The Federated States of Micronesia has signed a global treaty that aim to protect oceans that lie beyond national boundaries, becoming the first country in the world to do so.
The new Biodiversity of Areas beyond National Jurisdiction (BBNJ) treaty, which was adopted in June, was signed by FSM President, Wesley W. Simina, at the United Nations General Assembly’s 78th session this week.
Pacific Oceans Commissioner, Dr Filimon Manoni, lauded this achievement, stating that the BBNJ treaty “gives us a legal tool to effectively collaborate to respect our ocean.”
“It recognises and upholds the special connection we have with our ocean, both within and beyond national borders.
“It recognises that we, as islanders, have interest in what is going on outside our borders.
“It also recognises that our communities who hold traditional knowledge have a role to play in the conservation and sustainable use of biodiversity, even beyond our borders.
The Pacific Oceans Commissioner also congratulated the governments of Palau, Solomon Islands, Fiji, Tuvalu, Samoa, Australia and New Zealand, who together with 70 countries, signed the agreement as well.
“There will need to be delivery of adequate funding, support for the development of capacity, including our science expertise, as well as transfer and development of technology to tackle the challenges we are faced with, as well as to support us in reaching our full potential.
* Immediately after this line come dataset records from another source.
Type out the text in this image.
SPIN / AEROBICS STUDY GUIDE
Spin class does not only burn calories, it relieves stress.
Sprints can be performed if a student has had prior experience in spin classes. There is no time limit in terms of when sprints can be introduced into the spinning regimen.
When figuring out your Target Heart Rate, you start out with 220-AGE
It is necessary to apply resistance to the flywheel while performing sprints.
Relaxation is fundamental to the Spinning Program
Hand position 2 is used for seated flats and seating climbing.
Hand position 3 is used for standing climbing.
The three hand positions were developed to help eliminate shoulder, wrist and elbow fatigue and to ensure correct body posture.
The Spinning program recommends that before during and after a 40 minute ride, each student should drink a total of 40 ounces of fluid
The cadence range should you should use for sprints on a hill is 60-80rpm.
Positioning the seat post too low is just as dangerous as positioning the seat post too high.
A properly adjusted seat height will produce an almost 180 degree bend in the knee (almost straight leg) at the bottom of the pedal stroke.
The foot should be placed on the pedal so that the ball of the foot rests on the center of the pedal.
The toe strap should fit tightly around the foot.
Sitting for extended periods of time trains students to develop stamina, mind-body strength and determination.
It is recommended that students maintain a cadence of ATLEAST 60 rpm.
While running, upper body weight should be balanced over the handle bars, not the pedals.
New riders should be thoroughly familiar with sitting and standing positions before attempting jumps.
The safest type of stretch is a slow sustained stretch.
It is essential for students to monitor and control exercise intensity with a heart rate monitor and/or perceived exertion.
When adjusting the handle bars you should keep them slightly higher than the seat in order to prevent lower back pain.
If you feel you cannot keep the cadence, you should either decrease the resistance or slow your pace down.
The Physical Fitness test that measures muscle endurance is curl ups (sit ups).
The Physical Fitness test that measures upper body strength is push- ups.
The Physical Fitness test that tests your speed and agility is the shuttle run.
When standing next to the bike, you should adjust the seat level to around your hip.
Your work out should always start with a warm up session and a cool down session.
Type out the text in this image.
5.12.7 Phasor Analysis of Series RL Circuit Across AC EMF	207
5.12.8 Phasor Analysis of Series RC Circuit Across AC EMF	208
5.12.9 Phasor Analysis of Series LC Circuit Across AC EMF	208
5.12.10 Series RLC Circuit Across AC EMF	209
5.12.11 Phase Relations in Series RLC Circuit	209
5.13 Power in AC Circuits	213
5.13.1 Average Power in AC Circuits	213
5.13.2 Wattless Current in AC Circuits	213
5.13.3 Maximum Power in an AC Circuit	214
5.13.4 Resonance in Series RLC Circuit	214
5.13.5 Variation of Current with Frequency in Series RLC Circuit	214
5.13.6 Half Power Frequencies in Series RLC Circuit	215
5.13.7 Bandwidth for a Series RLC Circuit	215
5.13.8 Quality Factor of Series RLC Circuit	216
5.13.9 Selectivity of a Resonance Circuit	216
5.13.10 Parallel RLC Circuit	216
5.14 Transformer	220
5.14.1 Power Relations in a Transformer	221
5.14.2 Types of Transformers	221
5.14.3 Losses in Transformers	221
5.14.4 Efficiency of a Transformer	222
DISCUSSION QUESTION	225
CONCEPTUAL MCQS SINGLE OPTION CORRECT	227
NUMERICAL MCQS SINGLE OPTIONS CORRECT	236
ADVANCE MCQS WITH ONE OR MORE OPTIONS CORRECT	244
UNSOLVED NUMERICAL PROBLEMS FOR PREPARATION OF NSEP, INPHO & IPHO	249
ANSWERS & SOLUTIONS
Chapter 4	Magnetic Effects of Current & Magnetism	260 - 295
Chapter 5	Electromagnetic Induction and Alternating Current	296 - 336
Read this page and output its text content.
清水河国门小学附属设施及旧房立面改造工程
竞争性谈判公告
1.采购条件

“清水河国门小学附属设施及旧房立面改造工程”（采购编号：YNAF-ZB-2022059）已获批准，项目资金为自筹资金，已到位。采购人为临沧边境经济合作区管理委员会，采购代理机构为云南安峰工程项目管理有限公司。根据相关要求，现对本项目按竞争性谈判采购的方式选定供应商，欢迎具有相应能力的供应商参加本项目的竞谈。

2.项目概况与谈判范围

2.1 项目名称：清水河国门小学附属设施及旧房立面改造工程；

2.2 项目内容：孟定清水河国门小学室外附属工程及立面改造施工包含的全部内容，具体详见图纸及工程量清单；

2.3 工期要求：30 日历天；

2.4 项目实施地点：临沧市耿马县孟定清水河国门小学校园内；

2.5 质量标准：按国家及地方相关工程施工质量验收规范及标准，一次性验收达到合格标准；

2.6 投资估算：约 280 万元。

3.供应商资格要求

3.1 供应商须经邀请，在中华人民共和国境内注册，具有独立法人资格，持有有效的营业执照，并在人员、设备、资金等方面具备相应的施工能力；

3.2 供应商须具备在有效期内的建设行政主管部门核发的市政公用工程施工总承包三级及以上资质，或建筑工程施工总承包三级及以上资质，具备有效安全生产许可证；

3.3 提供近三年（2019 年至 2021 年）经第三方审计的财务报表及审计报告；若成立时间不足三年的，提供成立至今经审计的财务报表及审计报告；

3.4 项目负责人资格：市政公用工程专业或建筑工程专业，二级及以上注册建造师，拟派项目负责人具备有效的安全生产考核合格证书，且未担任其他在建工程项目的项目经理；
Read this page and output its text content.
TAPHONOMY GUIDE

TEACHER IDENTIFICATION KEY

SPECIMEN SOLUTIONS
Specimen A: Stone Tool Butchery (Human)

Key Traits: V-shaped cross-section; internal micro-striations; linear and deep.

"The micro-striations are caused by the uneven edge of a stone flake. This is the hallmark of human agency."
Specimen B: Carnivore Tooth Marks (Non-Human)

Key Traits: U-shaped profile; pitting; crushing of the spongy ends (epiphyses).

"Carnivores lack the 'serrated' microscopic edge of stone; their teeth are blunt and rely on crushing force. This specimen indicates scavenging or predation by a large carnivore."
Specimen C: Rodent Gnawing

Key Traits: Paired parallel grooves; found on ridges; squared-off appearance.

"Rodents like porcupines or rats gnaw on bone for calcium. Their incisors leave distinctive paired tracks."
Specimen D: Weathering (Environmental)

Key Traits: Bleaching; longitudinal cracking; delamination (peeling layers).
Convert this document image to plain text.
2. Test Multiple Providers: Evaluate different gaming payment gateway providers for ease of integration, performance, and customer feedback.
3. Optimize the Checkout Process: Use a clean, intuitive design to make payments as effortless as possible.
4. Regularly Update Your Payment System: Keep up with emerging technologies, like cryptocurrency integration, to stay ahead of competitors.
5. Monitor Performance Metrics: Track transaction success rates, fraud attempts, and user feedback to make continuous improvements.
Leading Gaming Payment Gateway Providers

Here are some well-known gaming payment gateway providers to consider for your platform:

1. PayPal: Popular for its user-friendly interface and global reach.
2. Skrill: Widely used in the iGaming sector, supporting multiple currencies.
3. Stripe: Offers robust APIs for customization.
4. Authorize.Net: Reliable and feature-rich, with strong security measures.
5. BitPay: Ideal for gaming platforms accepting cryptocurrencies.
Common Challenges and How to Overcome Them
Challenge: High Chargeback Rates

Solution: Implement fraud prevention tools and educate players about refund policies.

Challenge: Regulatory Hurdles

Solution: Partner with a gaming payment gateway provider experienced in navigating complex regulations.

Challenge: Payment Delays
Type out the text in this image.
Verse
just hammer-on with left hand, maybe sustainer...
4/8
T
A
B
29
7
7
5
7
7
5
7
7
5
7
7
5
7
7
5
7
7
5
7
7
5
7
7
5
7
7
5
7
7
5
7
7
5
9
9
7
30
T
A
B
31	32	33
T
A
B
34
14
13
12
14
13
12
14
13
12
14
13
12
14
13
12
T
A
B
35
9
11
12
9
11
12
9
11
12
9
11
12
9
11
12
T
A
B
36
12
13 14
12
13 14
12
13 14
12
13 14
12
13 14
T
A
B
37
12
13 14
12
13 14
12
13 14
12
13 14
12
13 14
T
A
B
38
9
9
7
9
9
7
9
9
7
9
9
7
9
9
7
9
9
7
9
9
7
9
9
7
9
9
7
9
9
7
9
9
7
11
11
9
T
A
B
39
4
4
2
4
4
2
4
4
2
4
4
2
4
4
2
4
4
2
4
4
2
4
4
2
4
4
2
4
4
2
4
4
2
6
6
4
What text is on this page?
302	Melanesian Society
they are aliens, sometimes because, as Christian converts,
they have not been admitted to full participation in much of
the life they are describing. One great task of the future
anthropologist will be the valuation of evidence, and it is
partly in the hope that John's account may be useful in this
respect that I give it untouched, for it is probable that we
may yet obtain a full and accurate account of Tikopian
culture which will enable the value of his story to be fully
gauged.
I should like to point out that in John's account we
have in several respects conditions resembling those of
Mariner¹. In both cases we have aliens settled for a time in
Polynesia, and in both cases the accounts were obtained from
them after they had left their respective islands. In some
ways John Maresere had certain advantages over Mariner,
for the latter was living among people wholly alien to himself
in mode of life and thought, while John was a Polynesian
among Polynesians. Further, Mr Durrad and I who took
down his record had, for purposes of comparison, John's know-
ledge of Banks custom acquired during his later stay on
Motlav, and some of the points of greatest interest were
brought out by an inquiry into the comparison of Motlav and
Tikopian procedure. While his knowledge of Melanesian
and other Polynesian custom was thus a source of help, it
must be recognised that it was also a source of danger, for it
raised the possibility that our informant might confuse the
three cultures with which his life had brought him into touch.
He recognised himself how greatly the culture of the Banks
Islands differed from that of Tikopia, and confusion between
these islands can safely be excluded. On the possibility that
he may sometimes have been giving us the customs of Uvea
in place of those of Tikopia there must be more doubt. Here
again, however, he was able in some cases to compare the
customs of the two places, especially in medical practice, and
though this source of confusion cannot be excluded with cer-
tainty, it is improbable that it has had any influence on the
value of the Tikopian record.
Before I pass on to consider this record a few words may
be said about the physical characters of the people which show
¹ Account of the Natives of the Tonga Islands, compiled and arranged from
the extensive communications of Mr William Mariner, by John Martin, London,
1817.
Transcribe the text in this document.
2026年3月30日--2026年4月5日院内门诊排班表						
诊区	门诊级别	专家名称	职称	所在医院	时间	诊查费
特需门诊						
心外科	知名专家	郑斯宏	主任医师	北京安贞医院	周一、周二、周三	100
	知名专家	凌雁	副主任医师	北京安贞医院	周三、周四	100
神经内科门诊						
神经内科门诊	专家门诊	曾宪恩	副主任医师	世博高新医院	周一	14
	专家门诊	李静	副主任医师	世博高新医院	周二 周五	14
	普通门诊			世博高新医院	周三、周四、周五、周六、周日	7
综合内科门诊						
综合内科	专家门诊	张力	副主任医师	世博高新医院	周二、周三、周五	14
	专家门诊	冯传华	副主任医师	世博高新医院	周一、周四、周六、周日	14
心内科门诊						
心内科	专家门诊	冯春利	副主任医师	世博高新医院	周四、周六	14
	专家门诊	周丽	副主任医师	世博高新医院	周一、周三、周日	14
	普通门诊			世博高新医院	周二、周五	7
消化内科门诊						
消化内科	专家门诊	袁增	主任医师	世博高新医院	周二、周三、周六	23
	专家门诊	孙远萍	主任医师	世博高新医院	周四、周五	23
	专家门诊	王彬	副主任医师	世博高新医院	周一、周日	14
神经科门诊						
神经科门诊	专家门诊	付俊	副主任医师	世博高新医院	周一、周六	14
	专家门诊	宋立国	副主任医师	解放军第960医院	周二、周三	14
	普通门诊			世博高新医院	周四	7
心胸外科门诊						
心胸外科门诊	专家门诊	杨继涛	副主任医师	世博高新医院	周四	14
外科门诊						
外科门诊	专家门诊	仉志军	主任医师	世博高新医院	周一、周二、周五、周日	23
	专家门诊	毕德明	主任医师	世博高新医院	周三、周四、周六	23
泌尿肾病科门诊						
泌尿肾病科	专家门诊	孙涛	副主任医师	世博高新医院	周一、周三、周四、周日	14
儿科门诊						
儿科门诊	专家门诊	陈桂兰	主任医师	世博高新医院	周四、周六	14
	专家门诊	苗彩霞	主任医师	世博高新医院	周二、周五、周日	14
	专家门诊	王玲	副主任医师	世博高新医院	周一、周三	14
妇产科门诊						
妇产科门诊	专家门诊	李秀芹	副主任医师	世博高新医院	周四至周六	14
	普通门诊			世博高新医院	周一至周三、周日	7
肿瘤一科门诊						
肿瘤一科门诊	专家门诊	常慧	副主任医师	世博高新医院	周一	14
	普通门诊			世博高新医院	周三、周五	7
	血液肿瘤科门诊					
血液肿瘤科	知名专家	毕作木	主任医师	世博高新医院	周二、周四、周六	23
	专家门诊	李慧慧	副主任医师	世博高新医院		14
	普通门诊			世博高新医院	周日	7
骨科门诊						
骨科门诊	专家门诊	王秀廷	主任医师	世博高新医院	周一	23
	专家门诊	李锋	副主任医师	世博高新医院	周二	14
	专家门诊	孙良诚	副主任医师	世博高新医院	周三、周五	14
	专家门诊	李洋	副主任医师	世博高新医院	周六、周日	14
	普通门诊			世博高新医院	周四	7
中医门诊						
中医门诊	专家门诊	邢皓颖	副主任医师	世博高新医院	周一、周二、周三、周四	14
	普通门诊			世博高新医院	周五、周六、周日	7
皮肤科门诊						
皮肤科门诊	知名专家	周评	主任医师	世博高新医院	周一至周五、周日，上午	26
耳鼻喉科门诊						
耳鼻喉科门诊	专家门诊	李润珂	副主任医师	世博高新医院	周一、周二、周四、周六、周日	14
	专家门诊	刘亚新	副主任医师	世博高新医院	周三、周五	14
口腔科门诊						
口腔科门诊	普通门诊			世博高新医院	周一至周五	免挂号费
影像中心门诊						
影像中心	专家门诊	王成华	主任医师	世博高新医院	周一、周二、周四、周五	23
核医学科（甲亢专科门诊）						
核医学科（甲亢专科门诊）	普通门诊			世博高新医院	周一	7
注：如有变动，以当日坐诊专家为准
“In the next few months, my office, the Office of the Pacific Ocean Commissioner, will be working with our regional organizations, the Pacific Ocean Alliance and partners to support our countries in ratifying and implementing the Agreement. Our efforts in that regard will contribute to the realization of the vision of the Blue Pacific Continent narrative and the 2050 Strategy for the Blue Pacific.